Addio salari, “Dovete lavorare senza”: ribellarvi non servirà a nulla | Vi adeguate e basta

Attenzione alle nuove direttive per le aziende (pexels) - www.circuitolavoro.it
Le aziende dall’estate del 2026 saranno costrette a rispettare nuove leggi ferree in termini di salari, cosa cambierà per i dipendenti
Viviamo in un mondo sempre più informato. Le notizie viaggiano a ritmo di click e il lavoro non è esente da queste velocità.
In una società così mutevole, le tematiche sul tavolo dell’opinione pubblica si propagano velocemente grazie alle piattaforme come i forum e i social, e da qui, anche tutte le altre sfere ne vengono influenzate.
C’è più libertà rispetto a un tempo, ma anche molta più confusione. Il mondo del lavoro esige più rispetto, più equità e dignità.
Finalmente dall’anno prossimo, molte problematiche relative alle differenze salariali ingiustificate sul posto di lavoro andranno ad affievolirsi grazie a una lotta silente ma trasparente, che man mano mira ad arrivare al punto cardine intorno al quale gira il gender gap.
Novità sui salari a partire dal 2026
La retribuzione non è più una questione privata, almeno non del tutto, le aziende saranno costrette a lavorare senza più segreti. Dal 7 giugno 2026, in Italia, così come in UE, entra in vigore la direttiva europea 970/2023, che abolisce il cosiddetto “segreto salariale”.
Una svolta che obbliga aziende e datori di lavoro a mostrare senza troppe coperture come distribuiscono il denaro, imponendo equità in base alle corrispondenze tra le mansioni svolte: a prescindere dal genere del lavoratore, l’azienda dovrà retribuire alla stessa maniera i dipendenti. Inoltre, con la nuova legge i lavoratori potranno richiedere al datore di lavoro informazioni sui livelli salariali medi per categorie di pari mansione o valore, per capire come si è posizionati nella fascia, e se ci si potrebbe aspettare uno stipendio più alto.
Cosa accade se le aziende non rispettano l’equità salariale
Se il divario supera il 5% e non viene giustificato da motivazioni oggettive, l’azienda è tenuta ad avviare un audit salariale.
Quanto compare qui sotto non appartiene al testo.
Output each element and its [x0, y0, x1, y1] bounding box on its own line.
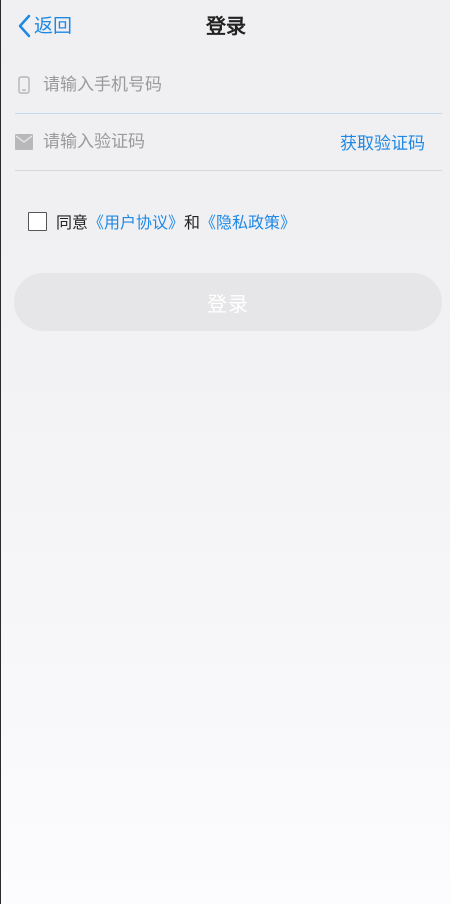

In caso vengano scoperte delle differenze salariali non giustificabili, il datore di lavoro sarà costretto a risarcire il dipendente.
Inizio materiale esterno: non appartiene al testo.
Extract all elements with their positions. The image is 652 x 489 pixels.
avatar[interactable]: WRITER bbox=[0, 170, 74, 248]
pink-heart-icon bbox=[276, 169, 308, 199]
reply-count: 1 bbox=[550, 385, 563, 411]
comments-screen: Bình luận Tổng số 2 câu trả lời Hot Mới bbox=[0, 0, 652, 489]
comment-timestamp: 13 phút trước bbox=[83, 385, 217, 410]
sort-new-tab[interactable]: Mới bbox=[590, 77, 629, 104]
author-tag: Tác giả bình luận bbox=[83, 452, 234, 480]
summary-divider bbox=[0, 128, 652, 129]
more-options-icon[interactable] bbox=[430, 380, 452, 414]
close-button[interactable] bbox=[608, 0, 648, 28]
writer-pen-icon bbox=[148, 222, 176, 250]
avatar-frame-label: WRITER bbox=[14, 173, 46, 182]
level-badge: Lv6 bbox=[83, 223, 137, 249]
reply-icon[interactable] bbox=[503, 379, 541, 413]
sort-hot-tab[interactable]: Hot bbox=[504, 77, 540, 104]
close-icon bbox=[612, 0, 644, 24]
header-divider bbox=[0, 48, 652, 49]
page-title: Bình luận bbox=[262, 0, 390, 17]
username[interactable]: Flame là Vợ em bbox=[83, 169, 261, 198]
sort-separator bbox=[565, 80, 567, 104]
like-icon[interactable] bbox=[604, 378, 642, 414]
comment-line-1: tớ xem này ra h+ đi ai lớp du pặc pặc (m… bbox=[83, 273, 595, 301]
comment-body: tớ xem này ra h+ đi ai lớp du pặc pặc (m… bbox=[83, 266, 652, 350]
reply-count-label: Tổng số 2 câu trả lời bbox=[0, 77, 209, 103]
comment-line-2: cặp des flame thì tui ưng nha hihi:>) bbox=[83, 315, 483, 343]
Le aziende dovranno poi predisporre report retributivi periodici, la cui frequenza varia tra uno e tre anni a seconda delle dimensioni aziendali, ma anche le realtà più piccole dovranno garantire trasparenza.
Tutto ciò è stato pensato come lotta al gender gap, ovvero quella profonda differenza che si respira in Italia in base al genere di appartenenza. Le donne, in generale, hanno in quasi tutti i settori uno stipendio inferiore a quello degli uomini, anche a parità di mansioni. Le statistiche spiegano che in Europa per ogni ora lavorata una donna guadagna in media circa il 12% in meno rispetto a un collega maschio di pari grado.
In Italia la situazione è ancora peggiore: l’Istat calcola che il “gender pay gap” nel privato ha sfiorato anche il 16%. Le regole cambieranno già dalla ricerca del lavoro: nelle offerte dovrà comparire obbligatoriamente la retribuzione prevista per la posizione aperta. Inoltre, durante il colloquio, sarà vietata la richiesta dello storico salariale sui precedenti impieghi perché, sempre da dati, si stima che chi parte da una posizione di svantaggio, poi ci resterebbe anche con il nuovo lavoro. Tutto ciò non sarà più possibile.